Small-caps get no love. They have not for a while. Unlike its large-cap peers that keep making new highs, the Russell 2000 remains substantially below its November 2021 high. The index ceased to respond to solid jobs picture as early as 2022. Now, it is probably pricing in continued downward revision in earnings for this year and next.
Last Friday, we found out that the US economy added 272,000 non-farm jobs in May – way better than expected. This brings the monthly average this year to 248,000, versus 251,000 in all of last year.
The solid payrolls report is not matched by openings, which remain healthy but are nowhere near the levels of two years ago. Non-farm openings peaked in March of 2022 at 12.2 million. This April, they dropped 296,000 month-over-month to 8.1 million.
The Bureau of Labor Statistics only began reporting job openings in December 2000, hence lacks a long history. That said, the nearly 24 years of the series does cover three recessions – dot-com (2001), financial/housing (2007-2009) and Covid-19 (2020) – perhaps sufficient enough to show a tight relationship between openings and payrolls.
In the past, openings have tended to lead. This time around, payrolls, which set a new high of 158,543 in May, is yet to do so (Chart 1).
Small-caps act like it is just a matter of time before that happens. Small-caps by nature have much higher exposure to the domestic economy than their large-cap cousins, which also have overseas exposure. Consequently, small-caps are treated as a reliable way to take a pulse of the economy. Equity investors tend to gravitate toward these stocks when they are convinced the economy is headed for good times.
In the current cycle, however, things have not quite panned out that way. The Russell 2000 peaked in November 2021 at 2459. Back then, the Nasdaq 100 peaked in that same month, followed by the S&P 500 large cap index which did so in the following January. The latter two indices have already rallied past those highs to continuously post newer highs. The Russell 2000, in the meantime, closed last week at 2027.
In fact, the Russell 2000 refuses to respond to the ongoing strength in payrolls, losing 2100 as early as January 2022, which incidentally preceded the March 2022 peak in openings. The small cap index has struggled at that level since, with the most recent being several unsuccessful attempts the past three months (Chart 2).
Technically, 2100 also holds importance from two other angles. After the November 2021 peak, the Russell 2000 bottomed at 1641 in June 2022, which was successfully tested in October of both 2022 and 2023. A 61.8-percent Fibonacci retracement of that tumble amounts to 2144; 2100 also represents a measured-move price target post-breakout at 1900 last December. Before that, the index went back and forth between 1700 and 1900 going back to January 2022.

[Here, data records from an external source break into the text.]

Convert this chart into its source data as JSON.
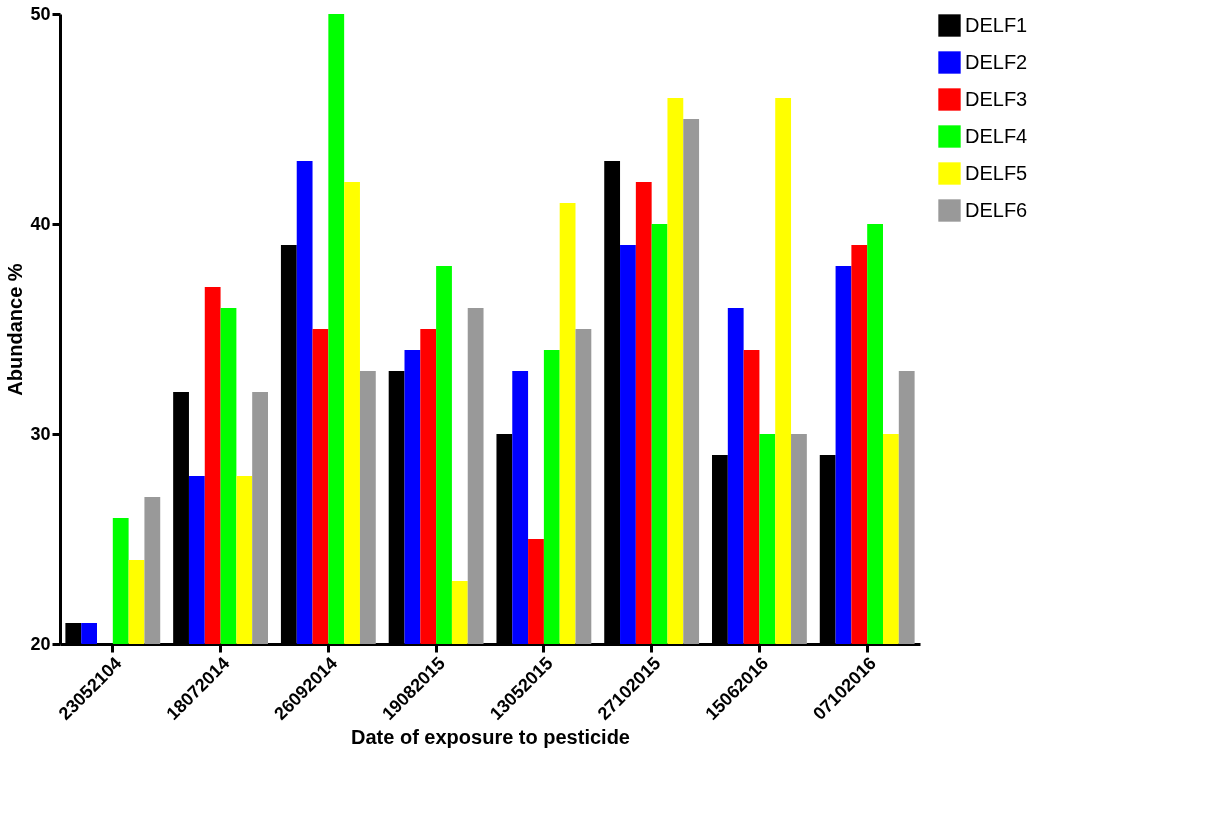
{
  "chart_data": {
    "type": "bar",
    "xlabel": "Date of exposure to pesticide",
    "ylabel": "Abundance %",
    "categories": [
      "23052104",
      "18072014",
      "26092014",
      "19082015",
      "13052015",
      "27102015",
      "15062016",
      "07102016"
    ],
    "series": [
      {
        "name": "DELF1",
        "color": "#000000",
        "values": [
          21,
          32,
          39,
          33,
          30,
          43,
          29,
          29
        ]
      },
      {
        "name": "DELF2",
        "color": "#0000ff",
        "values": [
          21,
          28,
          43,
          34,
          33,
          39,
          36,
          38
        ]
      },
      {
        "name": "DELF3",
        "color": "#ff0000",
        "values": [
          20,
          37,
          35,
          35,
          25,
          42,
          34,
          39
        ]
      },
      {
        "name": "DELF4",
        "color": "#00ff00",
        "values": [
          26,
          36,
          50,
          38,
          34,
          40,
          30,
          40
        ]
      },
      {
        "name": "DELF5",
        "color": "#ffff00",
        "values": [
          24,
          28,
          42,
          23,
          41,
          46,
          46,
          30
        ]
      },
      {
        "name": "DELF6",
        "color": "#999999",
        "values": [
          27,
          32,
          33,
          36,
          35,
          45,
          30,
          33
        ]
      }
    ],
    "ylim": [
      20,
      50
    ],
    "yticks": [
      20,
      30,
      40,
      50
    ],
    "grid": false,
    "legend": "right"
  }
}
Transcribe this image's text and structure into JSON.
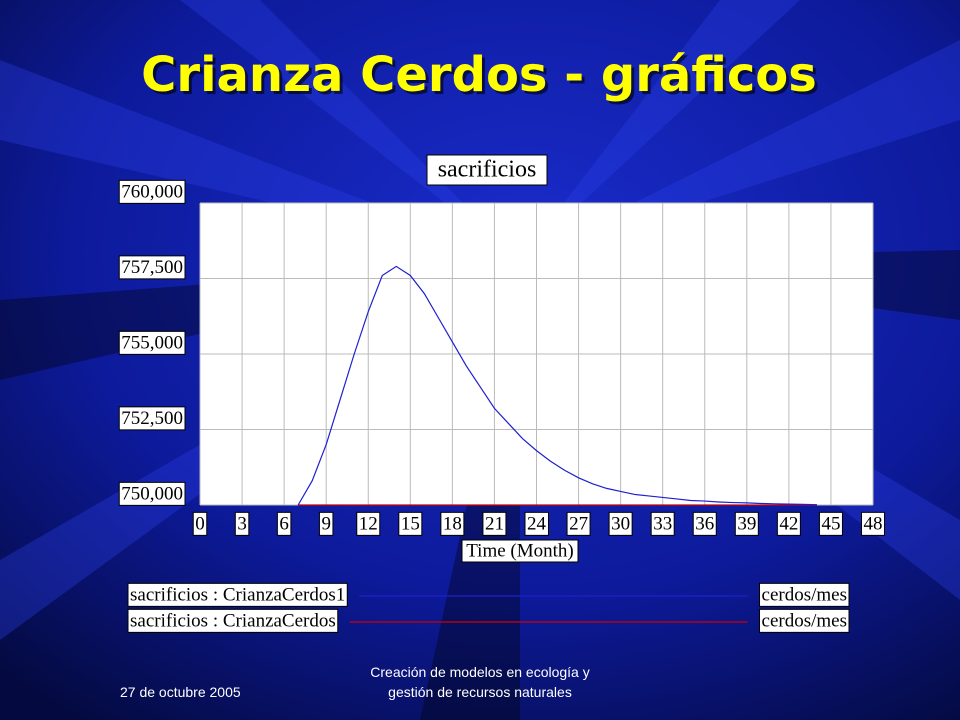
{
  "title": "Crianza Cerdos - gráficos",
  "chart_data": {
    "type": "line",
    "title": "sacrificios",
    "x_label": "Time (Month)",
    "x": [
      7,
      8,
      9,
      10,
      11,
      12,
      13,
      14,
      15,
      16,
      17,
      18,
      19,
      20,
      21,
      22,
      23,
      24,
      25,
      26,
      27,
      28,
      29,
      30,
      31,
      32,
      33,
      34,
      35,
      36,
      37,
      38,
      39,
      40,
      41,
      42,
      43,
      44
    ],
    "series": [
      {
        "name": "sacrificios : CrianzaCerdos1",
        "units": "cerdos/mes",
        "color": "#1f1fd0",
        "values": [
          750000,
          750800,
          752000,
          753500,
          755000,
          756400,
          757600,
          757900,
          757600,
          757000,
          756200,
          755400,
          754600,
          753900,
          753200,
          752700,
          752200,
          751800,
          751450,
          751150,
          750900,
          750700,
          750550,
          750450,
          750350,
          750300,
          750250,
          750200,
          750150,
          750130,
          750100,
          750080,
          750070,
          750050,
          750040,
          750030,
          750020,
          750010
        ]
      },
      {
        "name": "sacrificios : CrianzaCerdos",
        "units": "cerdos/mes",
        "color": "#d00000",
        "values": [
          750000,
          750000,
          750000,
          750000,
          750000,
          750000,
          750000,
          750000,
          750000,
          750000,
          750000,
          750000,
          750000,
          750000,
          750000,
          750000,
          750000,
          750000,
          750000,
          750000,
          750000,
          750000,
          750000,
          750000,
          750000,
          750000,
          750000,
          750000,
          750000,
          750000,
          750000,
          750000,
          750000,
          750000,
          750000,
          750000,
          750000,
          750000
        ]
      }
    ],
    "xlim": [
      0,
      48
    ],
    "xticks": [
      0,
      3,
      6,
      9,
      12,
      15,
      18,
      21,
      24,
      27,
      30,
      33,
      36,
      39,
      42,
      45,
      48
    ],
    "ylim": [
      750000,
      760000
    ],
    "yticks": [
      {
        "value": 750000,
        "label": "750,000"
      },
      {
        "value": 752500,
        "label": "752,500"
      },
      {
        "value": 755000,
        "label": "755,000"
      },
      {
        "value": 757500,
        "label": "757,500"
      },
      {
        "value": 760000,
        "label": "760,000"
      }
    ],
    "grid": true
  },
  "footer": {
    "date": "27 de octubre 2005",
    "center": [
      "Creación de modelos en ecología y",
      "gestión de recursos naturales"
    ]
  }
}
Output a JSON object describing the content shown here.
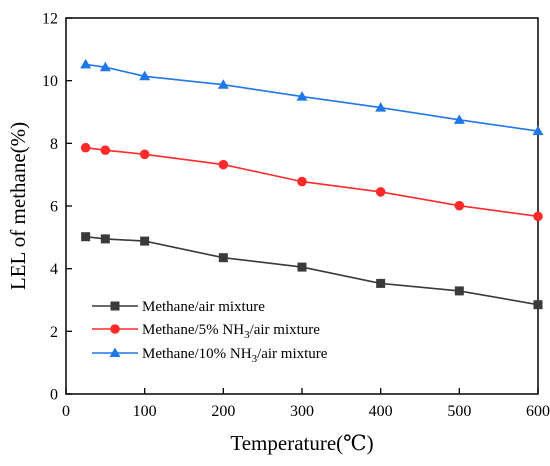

Last week, the Russell 2000 gave back 2.1 percent, diverging with the S&P 500 (up 1.3 percent) and the Nasdaq 100 (up 2.5 percent). The only consolation for small-cap bulls is that Friday’s intraday low of 2023 was made just above horizontal support at 2000. Concurrently, the index has also been trading within a channel since May 15th and it is currently at the lower end. This gives the bulls an opportunity to say enough is enough and rally toward 2100, but the fact remains that they will be on the defensive until that resistance is decisively taken out. Until that happens, the message small-caps are sending is that payrolls sooner or later will catch up to openings, which will not be good news for earnings, among others.
The sell-side habitually has high expectations for both this year and next.
As of last Tuesday, operating earnings estimates for S&P 600 companies stood at $79.77 for this year and $99.55 for next. Should these lofty expectations come to pass, this would mean growth of 24.8 percent next year and 22.5 percent this year. In 2023, earnings came in at $65.14, down 14.2 percent. There is the rub.
At its height in June 2022, the sell-side expected these small-cap companies to bring home $111.23 in 2023; when it was all said and done, actual earnings fell short by $46. The irony is that earnings estimates tend to show the same pattern most of the time. These analysts start out optimistic and bring out the scissors as the year progresses (Chart 3).
Even for this year, the consensus was $105.68 in March last year; for next year, estimates crested at $102.88 early last month before heading lower. If non-farm payrolls follow openings in due course – a probable case – the ongoing downward revision in earnings estimates will nothing but persist.